We can all take precaution to care for ourselves, our loved ones, our neighbors and our pets.

  • Drink plenty of liquids. This is important—even if you don’t feel thirsty. Dehydration is one of the first steps to more severe heat problems.  Avoid alcohol, caffeine or sugary drinks as they can contribute to dehydration. High-water fruits, such as watermelon, or juice popsicles can also help to keep you hydrated.
  • Avoid Hot and Heavy Meals. Cooking a large, hot meal adds heat to the house, but they can also add heat to your body.
  • Wear appropriate clothes. Light, loose clothing is more comfortable and helps us stay cool when it’s hot and sticky, and a wide-brimmed hat helps protect from the sun.
  • Stay indoors during mid-day hours. When possible, stay out of the sun late morning through late afternoon.
  • Protect yourself from sunburn with clothing and high-SPF sunscreen. In addition to the many risks of over-exposure to the sun, a sunburn can increase the chances of dehydration and is simply an added misery during a heat wave.  Umbrellas do not adequately protect from sunburn.  A study in JAMA Dermatology showed that a high-SPF sunscreen gives better protection than sitting under an umbrella without sunscreen.
  • Take it easy. If you have visited or lived in the southern U.S. in the summer, you know that life slows down when it gets hot. There’s a good reason for this slow down.  Extreme heat demands that we slow down.
  • Watch the heat index. The heat index looks at temperature and humidity and tells us how hot it “feels.” When the humidity is higher, it seems hotter, and it’s harder to cool down.
  • Know the warning signs of heat-related illness. If you are or have been out in the heat and you don’t feel well, take this seriously.  Drink some cool water, sit in a cool shaded spot, or take a cool shower.  If you don’t begin to feel better, or if you experience dizziness, nausea, headache, rapid heartbeat, chest pain, fainting or breathing problems, help should be sought immediately.
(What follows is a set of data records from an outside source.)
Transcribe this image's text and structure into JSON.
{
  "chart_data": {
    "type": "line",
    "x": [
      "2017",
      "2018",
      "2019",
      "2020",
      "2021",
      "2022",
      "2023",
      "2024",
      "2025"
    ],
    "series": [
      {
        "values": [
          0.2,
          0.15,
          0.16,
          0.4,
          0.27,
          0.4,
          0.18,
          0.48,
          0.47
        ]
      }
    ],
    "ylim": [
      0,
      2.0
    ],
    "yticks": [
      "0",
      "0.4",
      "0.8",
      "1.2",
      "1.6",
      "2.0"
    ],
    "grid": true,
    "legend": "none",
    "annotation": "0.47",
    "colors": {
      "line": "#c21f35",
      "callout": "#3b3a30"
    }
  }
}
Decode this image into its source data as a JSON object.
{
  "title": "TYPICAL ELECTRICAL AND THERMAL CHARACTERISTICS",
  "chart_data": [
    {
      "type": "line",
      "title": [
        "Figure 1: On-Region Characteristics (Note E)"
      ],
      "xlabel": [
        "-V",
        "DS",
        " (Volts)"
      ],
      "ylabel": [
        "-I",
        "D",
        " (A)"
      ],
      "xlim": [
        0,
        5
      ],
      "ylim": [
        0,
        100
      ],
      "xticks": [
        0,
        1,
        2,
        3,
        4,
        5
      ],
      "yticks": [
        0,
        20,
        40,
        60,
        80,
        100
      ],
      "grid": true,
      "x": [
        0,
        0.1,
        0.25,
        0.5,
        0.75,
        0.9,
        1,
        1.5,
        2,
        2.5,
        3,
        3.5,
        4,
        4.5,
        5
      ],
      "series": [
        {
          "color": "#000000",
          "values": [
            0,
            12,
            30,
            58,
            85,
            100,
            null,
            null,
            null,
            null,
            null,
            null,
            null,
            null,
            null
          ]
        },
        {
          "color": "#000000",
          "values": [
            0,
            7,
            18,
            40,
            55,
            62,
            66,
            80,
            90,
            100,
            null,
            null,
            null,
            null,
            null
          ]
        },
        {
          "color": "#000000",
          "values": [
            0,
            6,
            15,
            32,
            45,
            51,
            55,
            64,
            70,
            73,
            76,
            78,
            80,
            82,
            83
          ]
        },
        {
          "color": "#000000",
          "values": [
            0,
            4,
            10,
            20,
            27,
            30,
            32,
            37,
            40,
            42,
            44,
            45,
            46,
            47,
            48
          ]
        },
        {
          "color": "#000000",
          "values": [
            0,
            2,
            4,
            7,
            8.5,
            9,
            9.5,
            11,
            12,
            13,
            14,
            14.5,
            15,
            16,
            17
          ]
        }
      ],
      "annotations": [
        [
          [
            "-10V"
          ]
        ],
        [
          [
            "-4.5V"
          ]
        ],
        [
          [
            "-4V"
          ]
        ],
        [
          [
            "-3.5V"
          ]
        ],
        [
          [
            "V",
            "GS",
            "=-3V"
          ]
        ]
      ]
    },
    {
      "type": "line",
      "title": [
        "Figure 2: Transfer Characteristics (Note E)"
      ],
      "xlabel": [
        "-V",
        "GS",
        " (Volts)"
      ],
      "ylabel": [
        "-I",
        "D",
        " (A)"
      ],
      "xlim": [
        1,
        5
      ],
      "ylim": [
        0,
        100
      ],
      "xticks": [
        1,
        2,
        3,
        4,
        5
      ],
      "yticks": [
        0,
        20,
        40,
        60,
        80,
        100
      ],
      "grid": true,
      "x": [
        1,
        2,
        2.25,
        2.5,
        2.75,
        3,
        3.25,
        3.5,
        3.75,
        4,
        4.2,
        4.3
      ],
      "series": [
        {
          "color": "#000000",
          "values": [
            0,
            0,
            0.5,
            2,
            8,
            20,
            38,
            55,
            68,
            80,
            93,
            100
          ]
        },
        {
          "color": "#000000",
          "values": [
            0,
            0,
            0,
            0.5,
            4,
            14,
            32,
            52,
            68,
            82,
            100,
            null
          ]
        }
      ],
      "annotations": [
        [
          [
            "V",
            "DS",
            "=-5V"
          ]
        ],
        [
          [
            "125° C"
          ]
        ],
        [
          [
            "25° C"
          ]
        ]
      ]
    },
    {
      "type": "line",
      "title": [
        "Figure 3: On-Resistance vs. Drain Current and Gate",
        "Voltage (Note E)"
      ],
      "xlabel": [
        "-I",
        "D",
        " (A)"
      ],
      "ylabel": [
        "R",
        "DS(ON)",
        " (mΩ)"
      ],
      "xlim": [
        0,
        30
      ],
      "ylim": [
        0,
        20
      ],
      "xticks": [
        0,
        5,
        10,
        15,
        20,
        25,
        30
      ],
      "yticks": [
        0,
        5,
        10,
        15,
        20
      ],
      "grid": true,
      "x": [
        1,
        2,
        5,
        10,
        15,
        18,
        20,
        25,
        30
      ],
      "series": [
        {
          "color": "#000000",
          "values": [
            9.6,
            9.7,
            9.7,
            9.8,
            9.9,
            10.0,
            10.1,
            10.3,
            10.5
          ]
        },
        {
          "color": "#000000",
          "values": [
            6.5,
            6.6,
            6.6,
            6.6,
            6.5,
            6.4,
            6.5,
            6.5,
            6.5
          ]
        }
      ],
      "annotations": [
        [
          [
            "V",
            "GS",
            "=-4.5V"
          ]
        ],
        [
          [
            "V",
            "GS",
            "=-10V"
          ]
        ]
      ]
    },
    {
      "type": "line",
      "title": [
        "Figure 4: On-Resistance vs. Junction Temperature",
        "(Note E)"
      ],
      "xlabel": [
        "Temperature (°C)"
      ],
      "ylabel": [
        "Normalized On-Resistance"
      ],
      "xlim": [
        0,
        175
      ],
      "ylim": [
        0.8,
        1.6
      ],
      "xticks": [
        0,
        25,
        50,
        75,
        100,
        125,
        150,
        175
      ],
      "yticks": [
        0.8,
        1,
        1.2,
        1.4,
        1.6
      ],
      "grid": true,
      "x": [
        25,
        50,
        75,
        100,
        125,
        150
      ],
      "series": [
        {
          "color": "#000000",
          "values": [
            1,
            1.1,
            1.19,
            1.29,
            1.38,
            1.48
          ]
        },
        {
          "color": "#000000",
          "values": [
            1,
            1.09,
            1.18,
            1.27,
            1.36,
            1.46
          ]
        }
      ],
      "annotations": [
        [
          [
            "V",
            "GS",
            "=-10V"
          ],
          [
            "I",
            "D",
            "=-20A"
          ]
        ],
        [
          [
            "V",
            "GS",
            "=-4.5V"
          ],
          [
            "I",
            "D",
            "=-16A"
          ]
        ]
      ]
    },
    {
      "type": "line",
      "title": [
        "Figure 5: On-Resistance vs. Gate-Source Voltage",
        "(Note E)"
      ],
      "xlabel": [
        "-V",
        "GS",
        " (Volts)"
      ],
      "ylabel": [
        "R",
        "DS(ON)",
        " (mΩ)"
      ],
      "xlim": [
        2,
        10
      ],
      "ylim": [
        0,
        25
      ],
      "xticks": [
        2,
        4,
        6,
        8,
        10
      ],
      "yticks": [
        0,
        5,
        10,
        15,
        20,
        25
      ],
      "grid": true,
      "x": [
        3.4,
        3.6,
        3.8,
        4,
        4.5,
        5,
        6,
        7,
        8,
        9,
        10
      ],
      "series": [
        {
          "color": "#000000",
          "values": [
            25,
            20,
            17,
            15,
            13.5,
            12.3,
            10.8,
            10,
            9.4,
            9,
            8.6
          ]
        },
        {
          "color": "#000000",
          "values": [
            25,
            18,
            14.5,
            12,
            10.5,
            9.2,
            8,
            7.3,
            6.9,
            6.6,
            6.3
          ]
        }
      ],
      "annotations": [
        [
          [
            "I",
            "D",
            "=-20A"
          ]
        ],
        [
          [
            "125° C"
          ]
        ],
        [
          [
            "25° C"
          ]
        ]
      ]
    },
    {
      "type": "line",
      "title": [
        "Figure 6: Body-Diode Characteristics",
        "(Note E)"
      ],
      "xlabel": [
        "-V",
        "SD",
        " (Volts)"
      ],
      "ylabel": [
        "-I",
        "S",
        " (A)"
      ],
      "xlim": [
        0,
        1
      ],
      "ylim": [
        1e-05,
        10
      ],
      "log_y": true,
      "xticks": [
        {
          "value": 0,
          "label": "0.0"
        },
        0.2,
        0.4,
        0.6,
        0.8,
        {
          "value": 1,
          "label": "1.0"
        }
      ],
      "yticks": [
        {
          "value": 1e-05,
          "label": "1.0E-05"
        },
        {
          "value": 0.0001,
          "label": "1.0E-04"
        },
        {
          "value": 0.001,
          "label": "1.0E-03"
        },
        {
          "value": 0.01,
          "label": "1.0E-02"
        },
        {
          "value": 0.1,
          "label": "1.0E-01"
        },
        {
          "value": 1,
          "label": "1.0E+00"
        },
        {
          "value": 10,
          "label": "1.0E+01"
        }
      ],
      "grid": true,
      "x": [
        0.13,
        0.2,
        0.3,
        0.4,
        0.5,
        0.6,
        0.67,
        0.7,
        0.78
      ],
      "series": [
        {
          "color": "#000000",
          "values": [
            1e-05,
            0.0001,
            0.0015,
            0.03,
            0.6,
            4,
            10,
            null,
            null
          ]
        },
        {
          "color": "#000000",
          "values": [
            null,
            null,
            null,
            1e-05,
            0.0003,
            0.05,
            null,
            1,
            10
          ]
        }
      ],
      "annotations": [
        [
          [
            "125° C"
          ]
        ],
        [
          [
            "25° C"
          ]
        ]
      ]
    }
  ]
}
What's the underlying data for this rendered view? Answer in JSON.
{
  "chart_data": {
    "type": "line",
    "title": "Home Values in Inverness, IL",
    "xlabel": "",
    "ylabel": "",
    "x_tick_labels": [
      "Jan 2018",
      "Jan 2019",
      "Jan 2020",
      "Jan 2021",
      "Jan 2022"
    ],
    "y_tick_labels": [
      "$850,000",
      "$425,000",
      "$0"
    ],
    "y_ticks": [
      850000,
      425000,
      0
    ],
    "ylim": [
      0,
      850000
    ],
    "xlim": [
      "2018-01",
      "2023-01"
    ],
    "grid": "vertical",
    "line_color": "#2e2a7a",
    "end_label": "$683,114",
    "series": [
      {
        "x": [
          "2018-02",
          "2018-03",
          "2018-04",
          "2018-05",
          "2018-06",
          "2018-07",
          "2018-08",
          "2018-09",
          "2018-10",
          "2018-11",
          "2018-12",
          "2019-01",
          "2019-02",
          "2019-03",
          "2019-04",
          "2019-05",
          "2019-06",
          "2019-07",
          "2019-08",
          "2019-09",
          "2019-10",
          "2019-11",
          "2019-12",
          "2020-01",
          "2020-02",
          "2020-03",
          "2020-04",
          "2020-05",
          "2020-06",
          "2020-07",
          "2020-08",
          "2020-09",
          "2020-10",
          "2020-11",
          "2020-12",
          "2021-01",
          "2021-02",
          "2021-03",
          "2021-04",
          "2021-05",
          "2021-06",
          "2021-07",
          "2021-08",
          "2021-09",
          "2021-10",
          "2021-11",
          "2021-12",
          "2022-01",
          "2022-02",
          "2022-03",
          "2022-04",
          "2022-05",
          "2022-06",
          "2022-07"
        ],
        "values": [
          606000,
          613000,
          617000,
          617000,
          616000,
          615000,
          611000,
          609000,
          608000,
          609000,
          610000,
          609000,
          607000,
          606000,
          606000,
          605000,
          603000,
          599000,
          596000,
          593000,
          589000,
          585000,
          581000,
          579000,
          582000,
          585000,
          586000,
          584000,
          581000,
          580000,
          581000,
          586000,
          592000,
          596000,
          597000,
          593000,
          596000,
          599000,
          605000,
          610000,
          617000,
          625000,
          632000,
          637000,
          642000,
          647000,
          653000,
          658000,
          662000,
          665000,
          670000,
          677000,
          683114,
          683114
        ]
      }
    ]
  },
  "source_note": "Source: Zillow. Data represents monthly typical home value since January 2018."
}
It’s important to remember that seniors are more susceptible to heat injuries or illness.  Older people account for a high number of heat-related hospitalizations and deaths.   There are many reasons for this vulnerability.  Health problems, such as heart disease, can make it more difficult for the body to cool down. Medications, like diuretics (water pills), can worsen the dehydrating effects of high temperatures. An elderly person may not even be aware of being thirsty or feeling too hot, especially if suffering from dementia or diabetes, which can diminish sensation.

So, it’s important to keep in touch with the older people in our lives during a heat wave.  Even if they have air conditioning, the A/C could break down or the power could go out.  Things can go wrong.